The Mercer Oak, the original tree under which Mercer was wounded, fell during a storm in 2000 after standing as a battlefield landmark for over 200 years. A descendant tree, grown from acorns of the original, now grows in the same spot.
The Ionic Colonnade, a small classical structure on the eastern edge of the battlefield, built in the early 20th century to mark the site. It is a popular photo location and orientation point for self-guided walks.
The open battlefield itself — perhaps the most affecting feature of the park. Unlike Gettysburg or Saratoga, Princeton Battlefield is mostly open farmland, much as it was in 1777. You can walk across the field where the battle was fought. The orchard is gone but the topography is largely the same. Standing at the eastern edge of the field looking west, you are looking across the ground the British forces marched across at dawn.
Self-guided walking trails with informational placards describe the morning's events in sequence. The placards are short, factually accurate, and place the events in time.
Princeton Battlefield Society Visitor Center runs occasional reenactment events, walking tours, and lectures. The society is the volunteer organization that has worked over decades to preserve and expand the battlefield park; their website lists upcoming events.
A reasonable visit is about two hours: an hour walking the battlefield with the placards, a half hour at the Clarke House, and a half hour at the Ionic Colonnade and the surrounding monuments. Combined with the campus visit and a stop at Nassau Hall (which has a direct physical connection to the battle through the bullet hole and the captured cannons), the battlefield gives a full picture of what happened in Princeton on January 3, 1777.
Logistics
The park is at 500 Mercer Road, about a 20-minute walk from Nassau Hall or a five-minute drive. Parking at the park is free.

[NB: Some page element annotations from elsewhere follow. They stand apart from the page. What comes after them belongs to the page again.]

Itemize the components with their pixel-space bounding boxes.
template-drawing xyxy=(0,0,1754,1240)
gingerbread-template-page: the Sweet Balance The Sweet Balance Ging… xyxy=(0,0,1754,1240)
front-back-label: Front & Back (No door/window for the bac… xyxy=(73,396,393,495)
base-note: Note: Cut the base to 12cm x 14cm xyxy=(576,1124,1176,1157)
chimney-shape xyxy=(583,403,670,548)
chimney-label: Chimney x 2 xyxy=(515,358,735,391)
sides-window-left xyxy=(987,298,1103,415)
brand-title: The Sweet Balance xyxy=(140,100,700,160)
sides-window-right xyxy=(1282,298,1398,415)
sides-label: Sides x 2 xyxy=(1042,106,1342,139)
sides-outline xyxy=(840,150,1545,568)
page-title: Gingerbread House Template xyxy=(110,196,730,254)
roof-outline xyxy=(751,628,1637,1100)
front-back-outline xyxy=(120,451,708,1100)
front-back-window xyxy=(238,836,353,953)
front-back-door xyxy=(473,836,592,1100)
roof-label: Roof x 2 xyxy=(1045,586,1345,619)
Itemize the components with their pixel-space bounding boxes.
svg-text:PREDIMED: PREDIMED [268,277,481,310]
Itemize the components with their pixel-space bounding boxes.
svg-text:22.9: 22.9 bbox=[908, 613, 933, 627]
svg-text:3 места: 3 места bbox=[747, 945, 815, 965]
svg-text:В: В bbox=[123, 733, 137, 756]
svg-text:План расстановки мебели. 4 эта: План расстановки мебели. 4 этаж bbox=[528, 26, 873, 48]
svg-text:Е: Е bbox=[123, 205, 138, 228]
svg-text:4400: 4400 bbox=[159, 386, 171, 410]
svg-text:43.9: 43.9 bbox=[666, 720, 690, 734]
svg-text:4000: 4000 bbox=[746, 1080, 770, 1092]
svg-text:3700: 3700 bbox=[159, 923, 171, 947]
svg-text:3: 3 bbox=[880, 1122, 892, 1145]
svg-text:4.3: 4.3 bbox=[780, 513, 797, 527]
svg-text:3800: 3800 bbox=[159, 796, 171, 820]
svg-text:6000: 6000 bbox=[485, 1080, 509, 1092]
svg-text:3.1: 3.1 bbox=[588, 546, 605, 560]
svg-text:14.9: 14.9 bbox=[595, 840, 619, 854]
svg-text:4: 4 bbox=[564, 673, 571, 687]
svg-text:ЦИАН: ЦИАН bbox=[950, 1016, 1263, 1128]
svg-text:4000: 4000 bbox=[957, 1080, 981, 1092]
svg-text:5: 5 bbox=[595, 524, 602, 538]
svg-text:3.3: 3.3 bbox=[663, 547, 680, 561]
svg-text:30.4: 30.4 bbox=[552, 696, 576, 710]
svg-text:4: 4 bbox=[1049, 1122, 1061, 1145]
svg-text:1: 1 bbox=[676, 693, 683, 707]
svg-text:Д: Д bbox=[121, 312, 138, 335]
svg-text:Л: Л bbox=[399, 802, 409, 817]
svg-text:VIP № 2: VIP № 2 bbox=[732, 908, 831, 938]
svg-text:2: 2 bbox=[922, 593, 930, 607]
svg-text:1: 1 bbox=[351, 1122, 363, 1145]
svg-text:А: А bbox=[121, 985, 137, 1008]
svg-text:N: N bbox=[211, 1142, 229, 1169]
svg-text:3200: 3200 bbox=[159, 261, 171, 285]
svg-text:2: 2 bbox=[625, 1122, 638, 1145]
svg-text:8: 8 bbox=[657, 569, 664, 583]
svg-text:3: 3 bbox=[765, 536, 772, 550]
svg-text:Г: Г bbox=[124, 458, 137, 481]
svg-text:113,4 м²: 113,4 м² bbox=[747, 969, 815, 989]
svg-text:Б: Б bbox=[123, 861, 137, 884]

The grounds are open dawn to dusk; the Clarke House and visitor center have published hours that vary seasonally. There is no admission fee.
Spring and fall are the best visit windows; the open fields are striking in October and again in late April. Summer afternoons on the unshaded battlefield can be hot. Winter visits — particularly around the anniversary in early January — have a particular weight to them; the actual battle was fought in temperatures similar to a typical New Jersey January day.
A good combined day-trip from the campus: morning campus tour and Front Campus walk; lunch in Palmer Square; afternoon at Princeton Battlefield State Park; late afternoon tour of Morven Museum and Garden or the Drumthwacket governor's mansion (open to visitors on certain Wednesdays). The whole day knits together the colonial-and-Revolutionary history that the modern university campus is built on top of.